Jack was having a fine time. He even enjoyed the rain blowing through the broken windows. It filled the house with a soft mist and the wet smell of grass and cornstalks and freshly plowed fields. The smell reminded him of rural Oklahoma during a summer rain, when the rivers and buttes were red and the plains green. His mother took him once to an Easter-egg roll behind a church where she had decided to get reborn. For whatever reason, Jack thought, it sure didn’t take. In fact, he’d always had the feeling that his mother had seduced the preacher.
No matter. When Jack’s Thompson was deconstructing the environment and people around him, he was no longer troubled by thoughts of his mother’s cruelty and the strange form of catatonic trance that seemed to take control of her metabolism and cause her to slip from one personality into another. Well, she got hers when she took a fall off the rocks on the property that eventually became his. It was an accident, of course. More or less. Yes, “accident” was a good word for it, he thought. Even though he had been in his late thirties when it happened, the details had never quite come together for him. How had the chain of events started? She had tried to grab his hand, right? Yes, he was sure about that, although he was a little hazy on what caused her to trip and start slipping backward off the ledge. But he definitely remembered her reaching out, her fingers clutching at his shirt, then at his wrist, then at the ends of his fingers. So he was not really a player in any of it, just a witness. Maybe that was her way of airbrushing herself out of his life. One second she was there; a second later, she was receding into the ground, growing smaller and smaller as she fell, looking back at him as if she had just spread herself out on a mattress for a brief nap.
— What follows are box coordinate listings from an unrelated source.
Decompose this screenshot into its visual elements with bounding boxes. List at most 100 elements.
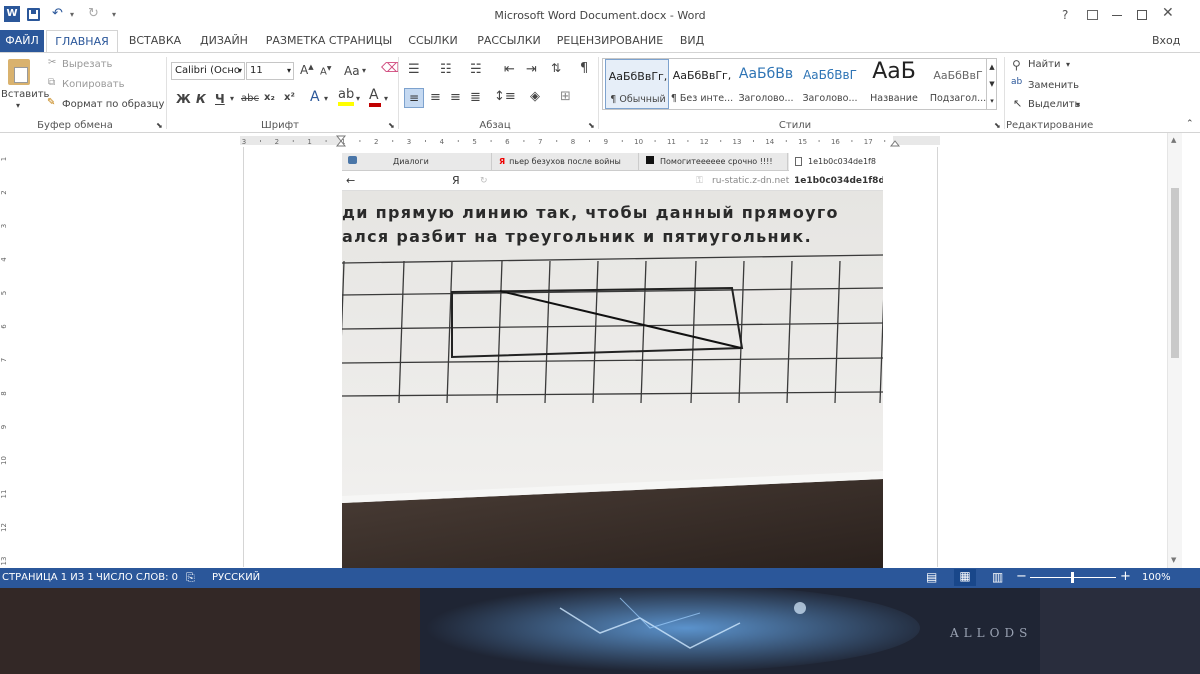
print-layout-icon[interactable]: ▦ (954, 569, 976, 586)
web-layout-icon[interactable]: ▥ (992, 570, 1003, 584)
word-count-status[interactable]: ЧИСЛО СЛОВ: 0 (96, 572, 178, 583)
underline-button[interactable]: Ч (215, 92, 225, 106)
shrink-font-icon[interactable]: A▼ (320, 65, 331, 77)
tab-view[interactable]: ВИД (672, 30, 712, 52)
align-left-icon[interactable]: ≡ (404, 88, 424, 108)
find-dropdown-icon[interactable]: ▾ (1066, 60, 1070, 69)
select-dropdown-icon[interactable]: ▾ (1076, 100, 1080, 109)
superscript-button[interactable]: x² (284, 92, 295, 103)
style-subtitle[interactable]: АаБбВвГ Подзагол... (926, 59, 990, 109)
ribbon-display-options-icon[interactable] (1087, 10, 1098, 20)
clear-formatting-icon[interactable]: ⌫ (381, 61, 399, 76)
format-painter-icon[interactable]: ✎ (47, 97, 55, 108)
select-button[interactable]: Выделить (1028, 99, 1080, 110)
subscript-button[interactable]: x₂ (264, 92, 275, 103)
styles-more-icon[interactable]: ▾ (986, 93, 997, 109)
strikethrough-button[interactable]: abc (241, 93, 259, 104)
tab-references[interactable]: ССЫЛКИ (402, 30, 464, 52)
scroll-thumb[interactable] (1171, 188, 1179, 358)
tab-mailings[interactable]: РАССЫЛКИ (470, 30, 548, 52)
language-status[interactable]: РУССКИЙ (212, 572, 260, 583)
back-arrow-icon[interactable]: ← (346, 171, 355, 191)
style-heading-1[interactable]: АаБбВв Заголово... (734, 59, 798, 109)
justify-icon[interactable]: ≣ (470, 90, 481, 105)
tab-file[interactable]: ФАЙЛ (0, 30, 44, 52)
replace-button[interactable]: Заменить (1028, 80, 1079, 91)
find-button[interactable]: Найти (1028, 59, 1060, 70)
horizontal-ruler[interactable]: 3 2 1 1 2 3 4 5 6 7 8 9 10 11 12 13 14 15 16 17 (240, 134, 940, 147)
change-case-dropdown-icon[interactable]: ▾ (362, 66, 366, 75)
style-no-spacing[interactable]: АаБбВвГг, ¶ Без инте... (670, 59, 734, 109)
maximize-button[interactable] (1137, 10, 1147, 20)
text-effects-icon[interactable]: A (310, 89, 320, 105)
url-path[interactable]: 1e1b0c034de1f8dfc (794, 171, 883, 191)
clipboard-launcher-icon[interactable]: ⬊ (156, 121, 163, 130)
borders-icon[interactable]: ⊞ (560, 89, 571, 104)
line-spacing-icon[interactable]: ↕≡ (494, 89, 516, 104)
close-button[interactable]: ✕ (1162, 5, 1174, 21)
bullets-icon[interactable]: ☰ (408, 62, 420, 77)
collapse-ribbon-icon[interactable]: ⌃ (1186, 119, 1194, 129)
minimize-button[interactable] (1112, 15, 1122, 16)
zoom-out-button[interactable]: − (1016, 569, 1027, 584)
decrease-indent-icon[interactable]: ⇤ (504, 62, 515, 77)
tab-review[interactable]: РЕЦЕНЗИРОВАНИЕ (554, 30, 666, 52)
align-right-icon[interactable]: ≡ (450, 90, 461, 105)
select-icon[interactable]: ↖ (1013, 97, 1022, 110)
page-count-status[interactable]: СТРАНИЦА 1 ИЗ 1 (2, 572, 94, 583)
bold-button[interactable]: Ж (176, 92, 191, 106)
font-color-dropdown-icon[interactable]: ▾ (384, 94, 388, 103)
increase-indent-icon[interactable]: ⇥ (526, 62, 537, 77)
browser-tab[interactable]: Япьер безухов после войны (493, 153, 639, 171)
change-case-button[interactable]: Aa (344, 64, 360, 78)
underline-dropdown-icon[interactable]: ▾ (230, 94, 234, 103)
italic-button[interactable]: К (196, 92, 206, 106)
yandex-search-icon[interactable]: Я (452, 171, 460, 191)
multilevel-list-icon[interactable]: ☵ (470, 62, 482, 77)
paste-icon[interactable] (8, 59, 30, 85)
zoom-level[interactable]: 100% (1142, 572, 1171, 583)
highlight-color-icon[interactable]: ab (338, 87, 354, 106)
paste-button[interactable]: Вставить (1, 89, 49, 100)
scroll-down-icon[interactable]: ▼ (1171, 556, 1176, 564)
proofing-icon[interactable]: ⎘ (186, 571, 195, 585)
url-host[interactable]: ru-static.z-dn.net (712, 171, 789, 191)
numbering-icon[interactable]: ☷ (440, 62, 452, 77)
pasted-screenshot-image[interactable]: Диалоги Япьер безухов после войны Помоги… (342, 153, 883, 568)
vertical-ruler[interactable]: 12345678910111213 (0, 147, 12, 567)
sort-icon[interactable]: ⇅ (551, 61, 561, 75)
tab-insert[interactable]: ВСТАВКА (122, 30, 188, 52)
styles-scroll-up-icon[interactable]: ▲ (986, 59, 997, 76)
paste-dropdown-icon[interactable]: ▾ (16, 101, 20, 110)
grow-font-icon[interactable]: A▲ (300, 63, 314, 77)
copy-button[interactable]: Копировать (62, 79, 124, 90)
sign-in-link[interactable]: Вход (1152, 30, 1200, 52)
tab-page-layout[interactable]: РАЗМЕТКА СТРАНИЦЫ (262, 30, 396, 52)
text-effects-dropdown-icon[interactable]: ▾ (324, 94, 328, 103)
read-mode-icon[interactable]: ▤ (926, 570, 937, 584)
font-size-dropdown[interactable]: 11 ▾ (246, 62, 294, 80)
browser-tab[interactable]: Помогитееееее срочно !!!! (640, 153, 788, 171)
reload-icon[interactable]: ↻ (480, 171, 488, 191)
styles-gallery[interactable]: АаБбВвГг, ¶ Обычный АаБбВвГг, ¶ Без инте..… (602, 58, 997, 110)
cut-icon[interactable]: ✂ (48, 57, 56, 68)
browser-tab[interactable]: Диалоги (342, 153, 492, 171)
tab-home[interactable]: ГЛАВНАЯ (46, 30, 118, 52)
highlight-dropdown-icon[interactable]: ▾ (356, 94, 360, 103)
paragraph-launcher-icon[interactable]: ⬊ (588, 121, 595, 130)
shading-icon[interactable]: ◈ (530, 89, 540, 104)
styles-launcher-icon[interactable]: ⬊ (994, 121, 1001, 130)
style-heading-2[interactable]: АаБбВвГ Заголово... (798, 59, 862, 109)
font-color-icon[interactable]: A (369, 87, 381, 107)
vertical-scrollbar[interactable]: ▲ ▼ (1167, 133, 1182, 568)
font-name-dropdown[interactable]: Calibri (Осно ▾ (171, 62, 245, 80)
copy-icon[interactable]: ⧉ (48, 77, 55, 88)
cut-button[interactable]: Вырезать (62, 59, 112, 70)
tab-design[interactable]: ДИЗАЙН (194, 30, 254, 52)
browser-tab[interactable]: 1e1b0c034de1f8 (789, 153, 883, 171)
styles-scroll-down-icon[interactable]: ▼ (986, 76, 997, 93)
replace-icon[interactable]: ab (1011, 77, 1022, 87)
help-button[interactable]: ? (1062, 8, 1068, 22)
style-title[interactable]: АаБ Название (862, 59, 926, 109)
scroll-up-icon[interactable]: ▲ (1171, 136, 1176, 144)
When anybody got up the nerve to ask Jack how his mother had died, he always gave the same reply: “As she had lived. On her back. All the way down.”
Jack loved crime novels and film noir but could never understand the film critics’ laudatory attitude toward James Cagney’s portrayal of Cody Jarrett in White Heat. Would a mainline con like Jarrett crawl into his mother’s lap? Yuck, Jack thought. The image made his phallus shrivel up and want to hide. And how about that last scene, when Jarrett stands on the huge propane tank outside a refinery, shouting at the sky? Here’s a guy about to be burned to a crisp, and what does he say? “Made it, Ma! Top of the world!”
What a douchebag. Didn’t Cagney know better? The real Jarrett would have had his mother stuffed and used as a hat rack or doorstop.
Jack stood in the middle of the kitchen and gazed at the house’s interior and the level of destruction he had visited upon it. No one could accuse him of leaving the wounded on the field.